Der “Indigenous Missionary Council” (CIMI) [Indigener missionarischer Rat] bestätigte [pt], dass “der Verdacht besteht, ein Angriff habe zwischen September und Oktober auf ein Lager der isolierten Indigenen” des Araribóia-Reservates stattgefunden, und fügte weitere Informationen hinzu:
O corpo foi encontrado carbonizado em outubro do ano passado num acampamento abandonado pelos Awá isolados, a cerca de 20 quilômetros da aldeia Patizal do povo Tenetehara, região localizada no município de Arame (MA). A Fundação Nacional do Índio (Funai) foi informada do episódio em novembro e nenhuma investigação do caso está em curso.

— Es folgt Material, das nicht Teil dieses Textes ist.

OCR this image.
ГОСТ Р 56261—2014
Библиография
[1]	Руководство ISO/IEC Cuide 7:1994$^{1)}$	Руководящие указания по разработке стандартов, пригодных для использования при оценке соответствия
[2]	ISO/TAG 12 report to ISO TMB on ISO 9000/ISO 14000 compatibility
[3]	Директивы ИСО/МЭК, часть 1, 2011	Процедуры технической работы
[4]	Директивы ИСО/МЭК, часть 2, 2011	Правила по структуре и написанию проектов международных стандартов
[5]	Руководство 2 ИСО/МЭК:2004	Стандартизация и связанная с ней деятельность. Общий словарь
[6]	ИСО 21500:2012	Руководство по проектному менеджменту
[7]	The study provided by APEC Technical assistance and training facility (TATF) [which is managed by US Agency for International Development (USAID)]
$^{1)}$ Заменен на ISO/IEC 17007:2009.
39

Laut [pt] Rosimeire Diniz, CIMIs Leiterin in Maranhão, “wurde seit Langem auf die Situation hingewiesen. Es ist ein regelmäßiges Ereignis geworden. Die Präsenz der Holzfällergruppen bringt die isolierten Indigenen in Gefahr. Es wurden keine konkreten Maßnahmen ergriffen, diese Bevölkerung zu schützen.”

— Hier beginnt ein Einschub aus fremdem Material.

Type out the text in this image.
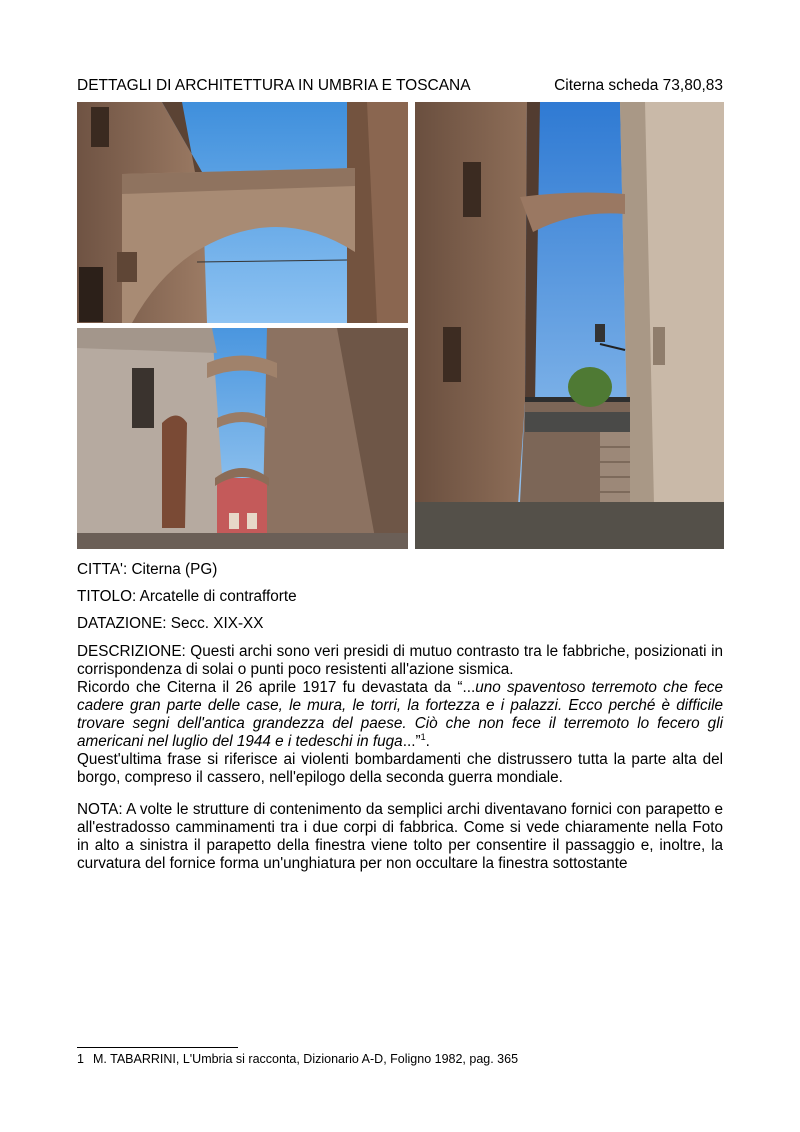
DETTAGLI DI ARCHITETTURA IN UMBRIA E TOSCANA	Citerna scheda 73,80,83

CITTA': Citerna (PG)

TITOLO: Arcatelle di contrafforte

DATAZIONE: Secc. XIX-XX

DESCRIZIONE: Questi archi sono veri presidi di mutuo contrasto tra le fabbriche, posizionati in corrispondenza di solai o punti poco resistenti all'azione sismica.

Ricordo che Citerna il 26 aprile 1917 fu devastata da “...uno spaventoso terremoto che fece cadere gran parte delle case, le mura, le torri, la fortezza e i palazzi. Ecco perché è difficile trovare segni dell'antica grandezza del paese. Ciò che non fece il terremoto lo fecero gli americani nel luglio del 1944 e i tedeschi in fuga...”$^1$.

Quest'ultima frase si riferisce ai violenti bombardamenti che distrussero tutta la parte alta del borgo, compreso il cassero, nell'epilogo della seconda guerra mondiale.

NOTA: A volte le strutture di contenimento da semplici archi diventavano fornici con parapetto e all'estradosso camminamenti tra i due corpi di fabbrica. Come si vede chiaramente nella Foto in alto a sinistra il parapetto della finestra viene tolto per consentire il passaggio e, inoltre, la curvatura del fornice forma un'unghiatura per non occultare la finestra sottostante

1 M. TABARRINI, L'Umbria si racconta, Dizionario A-D, Foligno 1982, pag. 365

“Die Welt muss es erfahren”
Der Journalist Eliano Jorge interviewte [pt] einen Guajajara-Indianer, der sagte:
[…] Os madeireiros estavam comprando madeira na mão dos índios (Guajajara) e acharam uma menininha Gwajá. E queimaram a criança. Só de maldade mesmo. Ela é de outra tribo, eles vivem dentro do mato, não têm contato com os brancos, são brabos.

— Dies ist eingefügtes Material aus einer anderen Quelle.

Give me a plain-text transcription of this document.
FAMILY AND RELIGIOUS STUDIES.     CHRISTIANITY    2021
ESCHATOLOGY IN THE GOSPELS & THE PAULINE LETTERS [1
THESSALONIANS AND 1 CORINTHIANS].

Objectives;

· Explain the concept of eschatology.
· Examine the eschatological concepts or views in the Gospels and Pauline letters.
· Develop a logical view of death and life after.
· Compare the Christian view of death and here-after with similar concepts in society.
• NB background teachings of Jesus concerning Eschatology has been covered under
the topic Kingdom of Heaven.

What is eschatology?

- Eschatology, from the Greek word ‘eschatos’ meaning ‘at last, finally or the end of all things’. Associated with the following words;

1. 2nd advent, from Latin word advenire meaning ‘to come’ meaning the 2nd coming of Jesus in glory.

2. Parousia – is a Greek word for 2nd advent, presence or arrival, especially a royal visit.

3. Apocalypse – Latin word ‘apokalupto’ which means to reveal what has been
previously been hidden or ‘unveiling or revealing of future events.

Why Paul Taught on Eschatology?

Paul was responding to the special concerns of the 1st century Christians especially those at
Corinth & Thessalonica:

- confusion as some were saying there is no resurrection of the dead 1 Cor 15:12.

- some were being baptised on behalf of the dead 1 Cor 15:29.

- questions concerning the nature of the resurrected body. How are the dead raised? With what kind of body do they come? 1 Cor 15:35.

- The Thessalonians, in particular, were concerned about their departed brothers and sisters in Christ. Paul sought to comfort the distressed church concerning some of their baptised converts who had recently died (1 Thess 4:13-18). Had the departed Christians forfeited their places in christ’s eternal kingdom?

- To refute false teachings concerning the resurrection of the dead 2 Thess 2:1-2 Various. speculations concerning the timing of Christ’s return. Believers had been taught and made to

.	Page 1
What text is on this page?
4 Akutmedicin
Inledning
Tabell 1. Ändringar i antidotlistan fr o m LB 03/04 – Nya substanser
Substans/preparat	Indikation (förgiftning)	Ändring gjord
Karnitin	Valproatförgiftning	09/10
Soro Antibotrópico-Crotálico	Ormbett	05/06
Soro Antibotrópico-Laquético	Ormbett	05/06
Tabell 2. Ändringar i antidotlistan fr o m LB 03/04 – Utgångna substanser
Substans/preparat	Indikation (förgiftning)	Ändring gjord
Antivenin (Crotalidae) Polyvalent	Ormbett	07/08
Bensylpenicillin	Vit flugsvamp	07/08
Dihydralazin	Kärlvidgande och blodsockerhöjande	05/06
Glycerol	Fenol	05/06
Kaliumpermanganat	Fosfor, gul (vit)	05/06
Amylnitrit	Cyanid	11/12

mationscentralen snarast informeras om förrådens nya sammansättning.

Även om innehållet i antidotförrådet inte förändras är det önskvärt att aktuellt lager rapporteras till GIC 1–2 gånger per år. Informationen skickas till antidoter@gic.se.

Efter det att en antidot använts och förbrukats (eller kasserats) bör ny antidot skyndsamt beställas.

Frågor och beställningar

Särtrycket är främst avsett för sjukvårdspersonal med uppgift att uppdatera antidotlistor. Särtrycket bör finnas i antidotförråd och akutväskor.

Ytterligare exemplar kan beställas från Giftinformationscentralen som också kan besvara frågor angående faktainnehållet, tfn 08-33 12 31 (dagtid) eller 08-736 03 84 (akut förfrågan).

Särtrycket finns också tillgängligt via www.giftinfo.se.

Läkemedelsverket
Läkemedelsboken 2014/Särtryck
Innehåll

Der Journalist Luis Carlos Azenha andererseits rief zur Vorsicht auf [pt]:
Renato Santana [assessor de imprensa do CIMI] negou a existência de alguma foto do corpo carbonizado. Só uma investigação oficial da Funai pode confirmar se de fato existe o corpo carbonizado e se de fato é de uma criança. Além disso, é preciso esperar o testemunho direto de alguém que presenciou o episódio para saber se houve crime e, se houve, para identificar os autores.
Der Journalist Niara de Oliveira antwortete darauf [pt] und stellt die Frage nach gemeldeten inoffiziellen Koalitionen von “FUNAI Mitarbeitern in der Region Arame [und] lokalen Landwirten und Holzfällern”:
“não surpreende, portanto, que não haja investigação em curso e que o caso só agora tenha vindo à tona”. Baseada no comportamento do governo federal para apurar o assassinato do cacique guarani em MS e na importância que dão aos povos indígenas quando se trata de beneficiar aliados (empreiteiros, ruralistas, desmatadores, madeireiros, etc) e baseada na importância que a imprensa governista dá aos mesmos povos indígenas, tendo a confiar na apuração do Rogério.
Rogério Tomaz Jr, geboren in Maranhão, war der erste, der von dem Fall in der Blogosphäre berichtet hat. Er postete ironischerweise die verschiedenen Hypothesen, die zu dem Fall aufgetaucht sind, besonders diejenigen, die indigene und soziale Organisationen beschuldigen, zu lügen und eine Geschichte zu erfinden. Er kritisiert das erwartete Schweigen der Medien über den Fall und versichert [pt] mit Abscheu, dass wenn ein Indianer einen Holzfäller oder Farmer geschlagen hätte, es eine Menge Leitartikel dazu gegeben hätte.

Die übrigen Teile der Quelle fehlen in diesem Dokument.